As regards arbitral proceedings, it is fairly settled that arbitral proceedings, including a petition under section 34 of the Arbitration and Conciliation Act, 1996 would be hit by section 14. Even a section 37 petition is barred upon declaration of moratorium, as was laid down in the case of Alchemist Asset Reconstruction Co. Ltd. V. Hotel Gaudavan P. Ltd.Interestingly, a peculiar question on this matter was raised in the case of Power Grid Corporation of India vs. Jyoti Structures Ltd. The question before the court was whether a petition under section 34 seeking stay upon a money decree ordered in favour of the corporate debtor alongside insolvency proceedings was to be entertained or not. The Delhi High Court adopted the method of purposive interpretation to highlight the core object of moratorium under the Code, which is to prevent any further decadence of the property of the corporate debtor and ensure its financial viability. That being the case, barring a petition where the money decree is awarded in favour of the corporate debtor would be counterproductive and go against the spirit of the Code. The court rightly refrained from imposing a blanket restrain on “all” proceedings upon initiation of insolvency proceedings, and took into consideration the potential outcome of the proceedings in question and its effect upon the corporate debtor. However, in the event the section 34 petition in question were to be ruled against the corporate debtor, the Delhi High Court’s reasoning could be questioned since it would defeat the whole purpose of section 14.

Regardless, the principle laid down in this decision was applied in the case of SSMP Industries Ltd. vs. Perkan Food Processors Pvt. Ltd., where the court declined the prayer for a stay on the adjudication of a counter claim filed by the respondent against the corporate debtor. The court applied the similar rule of purposive interpretation and held that there was no threat to the property of the corporate debtor until the completion of the adjudication of counter claim and thus a ban under section 14 would not serve the purpose.

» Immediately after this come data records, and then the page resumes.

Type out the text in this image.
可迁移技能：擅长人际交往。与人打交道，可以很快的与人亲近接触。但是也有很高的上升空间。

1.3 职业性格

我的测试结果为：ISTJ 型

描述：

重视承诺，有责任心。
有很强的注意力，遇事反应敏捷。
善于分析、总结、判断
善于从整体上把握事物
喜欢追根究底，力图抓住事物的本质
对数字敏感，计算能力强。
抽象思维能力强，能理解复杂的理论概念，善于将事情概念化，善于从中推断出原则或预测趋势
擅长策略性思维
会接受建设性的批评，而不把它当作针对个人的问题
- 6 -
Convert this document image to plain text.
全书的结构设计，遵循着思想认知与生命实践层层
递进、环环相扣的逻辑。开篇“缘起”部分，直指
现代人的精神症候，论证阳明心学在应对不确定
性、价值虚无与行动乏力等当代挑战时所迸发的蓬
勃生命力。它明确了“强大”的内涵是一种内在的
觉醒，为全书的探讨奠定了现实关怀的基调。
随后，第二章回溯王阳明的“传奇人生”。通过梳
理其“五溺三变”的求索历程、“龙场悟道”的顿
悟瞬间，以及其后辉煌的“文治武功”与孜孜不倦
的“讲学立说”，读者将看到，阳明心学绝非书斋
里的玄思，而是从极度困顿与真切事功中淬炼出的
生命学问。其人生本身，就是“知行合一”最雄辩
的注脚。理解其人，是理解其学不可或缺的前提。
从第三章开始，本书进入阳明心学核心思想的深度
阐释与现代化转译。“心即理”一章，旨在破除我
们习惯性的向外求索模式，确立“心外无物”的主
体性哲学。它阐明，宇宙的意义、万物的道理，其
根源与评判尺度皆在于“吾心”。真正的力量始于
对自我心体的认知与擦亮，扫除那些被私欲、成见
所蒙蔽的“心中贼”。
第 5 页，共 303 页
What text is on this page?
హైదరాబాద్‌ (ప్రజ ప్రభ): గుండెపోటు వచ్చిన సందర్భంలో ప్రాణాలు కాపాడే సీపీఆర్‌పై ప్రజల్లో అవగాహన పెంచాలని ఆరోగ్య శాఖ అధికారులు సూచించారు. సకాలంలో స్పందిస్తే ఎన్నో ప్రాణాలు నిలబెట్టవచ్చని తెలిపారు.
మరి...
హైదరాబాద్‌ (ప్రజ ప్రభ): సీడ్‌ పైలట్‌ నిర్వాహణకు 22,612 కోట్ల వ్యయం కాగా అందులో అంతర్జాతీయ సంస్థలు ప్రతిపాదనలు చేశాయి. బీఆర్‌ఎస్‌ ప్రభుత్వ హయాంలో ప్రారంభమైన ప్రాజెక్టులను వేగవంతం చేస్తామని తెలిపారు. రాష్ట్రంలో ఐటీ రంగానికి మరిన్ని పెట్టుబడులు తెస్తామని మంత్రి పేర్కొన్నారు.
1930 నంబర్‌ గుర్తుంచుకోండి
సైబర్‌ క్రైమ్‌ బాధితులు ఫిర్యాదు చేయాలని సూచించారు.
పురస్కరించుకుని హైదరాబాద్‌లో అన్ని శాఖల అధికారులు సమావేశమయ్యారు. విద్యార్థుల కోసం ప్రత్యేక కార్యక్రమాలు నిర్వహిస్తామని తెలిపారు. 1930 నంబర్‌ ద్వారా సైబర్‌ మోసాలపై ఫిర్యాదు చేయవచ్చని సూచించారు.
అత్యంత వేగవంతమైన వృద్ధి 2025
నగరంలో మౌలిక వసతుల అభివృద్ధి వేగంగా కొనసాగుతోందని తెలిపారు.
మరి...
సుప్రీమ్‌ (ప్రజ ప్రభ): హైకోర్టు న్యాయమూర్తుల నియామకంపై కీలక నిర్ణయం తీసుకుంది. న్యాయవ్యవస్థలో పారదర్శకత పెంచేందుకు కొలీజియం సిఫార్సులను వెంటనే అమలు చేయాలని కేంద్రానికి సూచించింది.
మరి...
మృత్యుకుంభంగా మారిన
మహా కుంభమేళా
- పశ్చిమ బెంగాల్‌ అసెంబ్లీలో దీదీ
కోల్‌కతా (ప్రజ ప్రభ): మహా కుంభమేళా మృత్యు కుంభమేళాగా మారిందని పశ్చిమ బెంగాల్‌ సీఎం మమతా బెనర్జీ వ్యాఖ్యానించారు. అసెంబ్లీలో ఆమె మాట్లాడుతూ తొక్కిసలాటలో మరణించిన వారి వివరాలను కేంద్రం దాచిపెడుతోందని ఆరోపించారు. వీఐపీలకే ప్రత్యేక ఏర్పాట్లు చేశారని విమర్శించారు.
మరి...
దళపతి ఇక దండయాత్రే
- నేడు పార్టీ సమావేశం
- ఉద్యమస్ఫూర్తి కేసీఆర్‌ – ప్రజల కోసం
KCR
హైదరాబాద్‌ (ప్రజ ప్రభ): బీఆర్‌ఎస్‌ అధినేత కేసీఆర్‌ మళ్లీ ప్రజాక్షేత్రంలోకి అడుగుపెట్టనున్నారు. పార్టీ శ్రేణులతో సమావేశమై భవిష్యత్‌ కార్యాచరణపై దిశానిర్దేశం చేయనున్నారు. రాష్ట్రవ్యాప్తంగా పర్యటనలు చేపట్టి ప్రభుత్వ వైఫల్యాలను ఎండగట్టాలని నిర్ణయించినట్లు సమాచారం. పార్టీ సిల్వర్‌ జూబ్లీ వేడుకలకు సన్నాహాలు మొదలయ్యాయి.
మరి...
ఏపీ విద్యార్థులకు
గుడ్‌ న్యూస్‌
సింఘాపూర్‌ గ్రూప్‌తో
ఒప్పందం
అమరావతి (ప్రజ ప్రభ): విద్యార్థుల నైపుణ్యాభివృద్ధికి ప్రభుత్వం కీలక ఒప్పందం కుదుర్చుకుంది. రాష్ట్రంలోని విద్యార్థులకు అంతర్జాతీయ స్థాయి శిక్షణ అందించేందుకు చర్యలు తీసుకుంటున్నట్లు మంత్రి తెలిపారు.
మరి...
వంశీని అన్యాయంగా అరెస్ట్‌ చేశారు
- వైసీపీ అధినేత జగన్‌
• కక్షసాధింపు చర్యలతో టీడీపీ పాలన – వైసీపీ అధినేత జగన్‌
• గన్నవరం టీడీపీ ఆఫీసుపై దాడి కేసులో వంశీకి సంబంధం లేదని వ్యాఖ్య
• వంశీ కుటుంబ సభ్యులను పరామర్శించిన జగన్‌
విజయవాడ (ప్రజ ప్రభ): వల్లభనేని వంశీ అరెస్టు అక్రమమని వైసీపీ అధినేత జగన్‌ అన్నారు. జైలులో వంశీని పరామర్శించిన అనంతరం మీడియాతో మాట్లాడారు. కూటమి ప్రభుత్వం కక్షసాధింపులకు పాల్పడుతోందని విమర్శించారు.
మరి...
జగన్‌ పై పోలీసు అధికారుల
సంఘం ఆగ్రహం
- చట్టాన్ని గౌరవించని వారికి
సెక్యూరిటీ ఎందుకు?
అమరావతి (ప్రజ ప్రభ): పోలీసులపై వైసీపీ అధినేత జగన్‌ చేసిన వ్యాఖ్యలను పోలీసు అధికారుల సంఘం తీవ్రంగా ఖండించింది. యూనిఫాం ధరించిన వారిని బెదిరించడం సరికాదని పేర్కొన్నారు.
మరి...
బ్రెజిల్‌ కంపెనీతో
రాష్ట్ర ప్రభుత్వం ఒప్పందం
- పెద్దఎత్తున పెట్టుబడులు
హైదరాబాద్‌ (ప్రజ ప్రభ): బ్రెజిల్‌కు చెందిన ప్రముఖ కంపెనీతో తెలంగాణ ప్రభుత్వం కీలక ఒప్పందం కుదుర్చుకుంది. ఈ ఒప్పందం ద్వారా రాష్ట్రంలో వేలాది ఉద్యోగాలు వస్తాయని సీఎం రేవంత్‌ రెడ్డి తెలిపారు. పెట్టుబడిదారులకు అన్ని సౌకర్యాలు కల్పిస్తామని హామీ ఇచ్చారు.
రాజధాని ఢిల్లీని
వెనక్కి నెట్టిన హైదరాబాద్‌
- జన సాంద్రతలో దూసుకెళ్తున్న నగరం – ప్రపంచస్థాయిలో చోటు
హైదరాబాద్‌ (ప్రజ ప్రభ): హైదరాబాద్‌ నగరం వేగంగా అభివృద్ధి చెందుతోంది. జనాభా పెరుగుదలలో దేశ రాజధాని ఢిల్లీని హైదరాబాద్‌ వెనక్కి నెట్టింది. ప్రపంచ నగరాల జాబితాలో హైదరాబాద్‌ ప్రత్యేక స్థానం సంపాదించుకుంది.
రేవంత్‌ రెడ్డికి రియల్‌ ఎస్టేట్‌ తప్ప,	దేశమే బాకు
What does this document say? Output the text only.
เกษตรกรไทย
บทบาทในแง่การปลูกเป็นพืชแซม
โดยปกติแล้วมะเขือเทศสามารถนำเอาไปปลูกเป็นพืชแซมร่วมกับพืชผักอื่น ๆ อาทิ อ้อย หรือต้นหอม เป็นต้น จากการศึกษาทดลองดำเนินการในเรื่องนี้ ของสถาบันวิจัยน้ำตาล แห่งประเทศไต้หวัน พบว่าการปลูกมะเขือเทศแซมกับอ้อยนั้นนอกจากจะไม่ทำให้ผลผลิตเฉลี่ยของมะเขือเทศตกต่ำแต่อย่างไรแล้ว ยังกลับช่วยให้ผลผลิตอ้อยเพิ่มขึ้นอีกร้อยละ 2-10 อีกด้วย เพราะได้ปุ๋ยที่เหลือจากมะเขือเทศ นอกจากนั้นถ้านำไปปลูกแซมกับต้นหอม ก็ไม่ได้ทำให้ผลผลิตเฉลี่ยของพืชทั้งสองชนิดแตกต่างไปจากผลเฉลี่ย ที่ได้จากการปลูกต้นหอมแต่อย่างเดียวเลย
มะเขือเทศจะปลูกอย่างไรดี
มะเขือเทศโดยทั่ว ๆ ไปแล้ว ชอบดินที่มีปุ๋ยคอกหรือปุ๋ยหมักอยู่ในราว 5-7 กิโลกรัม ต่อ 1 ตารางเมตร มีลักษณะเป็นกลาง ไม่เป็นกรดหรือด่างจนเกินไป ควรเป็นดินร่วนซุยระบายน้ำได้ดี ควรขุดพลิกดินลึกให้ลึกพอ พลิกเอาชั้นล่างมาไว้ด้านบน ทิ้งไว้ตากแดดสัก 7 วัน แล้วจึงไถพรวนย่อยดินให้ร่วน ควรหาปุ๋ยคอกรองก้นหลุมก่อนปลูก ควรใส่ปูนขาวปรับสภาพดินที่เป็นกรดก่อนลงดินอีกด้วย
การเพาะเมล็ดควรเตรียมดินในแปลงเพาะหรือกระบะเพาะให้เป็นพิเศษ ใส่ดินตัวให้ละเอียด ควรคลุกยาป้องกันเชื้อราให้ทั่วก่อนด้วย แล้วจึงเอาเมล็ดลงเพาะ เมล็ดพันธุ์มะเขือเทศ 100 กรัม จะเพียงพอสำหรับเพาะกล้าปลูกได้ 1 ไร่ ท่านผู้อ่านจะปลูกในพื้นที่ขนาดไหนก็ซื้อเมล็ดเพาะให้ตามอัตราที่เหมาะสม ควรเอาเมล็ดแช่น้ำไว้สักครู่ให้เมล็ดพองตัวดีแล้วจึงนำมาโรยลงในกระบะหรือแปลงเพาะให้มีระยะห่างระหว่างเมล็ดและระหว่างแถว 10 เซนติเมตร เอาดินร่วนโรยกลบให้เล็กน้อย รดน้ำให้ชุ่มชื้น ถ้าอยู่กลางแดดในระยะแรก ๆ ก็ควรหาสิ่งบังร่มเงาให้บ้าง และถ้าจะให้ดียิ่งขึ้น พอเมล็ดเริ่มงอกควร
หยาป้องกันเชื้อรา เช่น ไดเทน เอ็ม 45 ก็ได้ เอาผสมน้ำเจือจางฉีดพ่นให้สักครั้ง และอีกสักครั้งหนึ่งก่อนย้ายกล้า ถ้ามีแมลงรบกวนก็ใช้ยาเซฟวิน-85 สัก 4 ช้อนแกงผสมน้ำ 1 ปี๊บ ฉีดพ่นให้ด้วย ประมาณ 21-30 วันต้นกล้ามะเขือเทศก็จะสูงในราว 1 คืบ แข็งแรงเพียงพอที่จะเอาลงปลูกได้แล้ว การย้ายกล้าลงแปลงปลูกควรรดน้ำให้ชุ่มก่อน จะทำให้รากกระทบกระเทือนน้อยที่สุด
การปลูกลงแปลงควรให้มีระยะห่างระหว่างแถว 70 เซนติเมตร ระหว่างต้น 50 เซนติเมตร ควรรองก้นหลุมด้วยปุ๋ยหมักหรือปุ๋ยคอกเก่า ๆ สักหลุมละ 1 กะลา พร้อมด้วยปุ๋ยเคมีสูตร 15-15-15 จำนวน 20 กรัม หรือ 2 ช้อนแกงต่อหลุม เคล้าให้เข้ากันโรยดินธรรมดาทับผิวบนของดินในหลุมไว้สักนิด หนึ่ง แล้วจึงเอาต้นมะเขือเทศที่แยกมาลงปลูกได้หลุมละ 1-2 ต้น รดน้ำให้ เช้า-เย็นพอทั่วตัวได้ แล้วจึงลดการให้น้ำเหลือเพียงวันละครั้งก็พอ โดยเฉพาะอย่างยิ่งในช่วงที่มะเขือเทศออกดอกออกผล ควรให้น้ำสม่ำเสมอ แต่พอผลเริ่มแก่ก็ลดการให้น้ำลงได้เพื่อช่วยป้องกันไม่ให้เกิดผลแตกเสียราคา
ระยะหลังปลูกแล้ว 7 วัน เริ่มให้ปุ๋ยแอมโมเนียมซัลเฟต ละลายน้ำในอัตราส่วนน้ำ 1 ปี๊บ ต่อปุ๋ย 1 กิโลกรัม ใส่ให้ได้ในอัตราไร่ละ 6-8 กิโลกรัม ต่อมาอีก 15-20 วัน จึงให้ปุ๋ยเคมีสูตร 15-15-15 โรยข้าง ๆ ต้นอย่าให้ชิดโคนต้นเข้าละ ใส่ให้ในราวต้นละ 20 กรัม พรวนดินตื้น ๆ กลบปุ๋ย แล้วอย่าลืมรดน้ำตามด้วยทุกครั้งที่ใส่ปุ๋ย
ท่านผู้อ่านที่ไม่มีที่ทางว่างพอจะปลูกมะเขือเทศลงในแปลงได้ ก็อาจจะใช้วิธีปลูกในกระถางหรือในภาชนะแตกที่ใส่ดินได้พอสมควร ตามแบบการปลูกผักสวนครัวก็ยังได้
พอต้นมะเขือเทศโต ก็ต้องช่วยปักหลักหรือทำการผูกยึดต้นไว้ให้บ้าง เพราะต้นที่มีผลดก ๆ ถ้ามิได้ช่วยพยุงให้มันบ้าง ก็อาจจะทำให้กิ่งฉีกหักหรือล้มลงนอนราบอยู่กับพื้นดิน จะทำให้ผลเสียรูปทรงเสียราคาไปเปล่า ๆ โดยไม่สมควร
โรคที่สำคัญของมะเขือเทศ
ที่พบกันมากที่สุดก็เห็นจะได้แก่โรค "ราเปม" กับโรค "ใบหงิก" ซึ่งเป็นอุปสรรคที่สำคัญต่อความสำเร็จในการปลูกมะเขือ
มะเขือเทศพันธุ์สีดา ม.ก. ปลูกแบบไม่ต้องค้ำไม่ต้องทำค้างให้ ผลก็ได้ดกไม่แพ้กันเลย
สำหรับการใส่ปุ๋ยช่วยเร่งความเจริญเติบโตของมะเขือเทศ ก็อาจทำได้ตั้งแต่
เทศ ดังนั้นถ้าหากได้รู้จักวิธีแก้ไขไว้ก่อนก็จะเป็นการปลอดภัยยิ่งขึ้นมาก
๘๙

The judgments explored in the initial part of this paper give rise to the inference that a strict interpretation of section 14 is required, which essentially widens the scope of the provision by barring any kind of proceedings during the moratorium. However, the judgments mentioned in the latter part suggest an alternative approach, which is to apply the rule of purposive interpretation and precisely decide on a case-to-case basis. The author suggests that either of the approaches could be applied in cases as they deem fit, provided the thumb rule of moratorium is kept intact i.e., the end result of the proceedings in question ought not to result in creating a liability for the corporate debtor, and the proceedings ought not to hinder the assets of the corporate debtor or its financial stability any further. This goes back to the main object and purpose of the Code itself. Therefore, the legal conundrum revolving around the scope of moratorium under section 14, albeit largely resolved, has to be addressed keeping in mind these basic rules in future.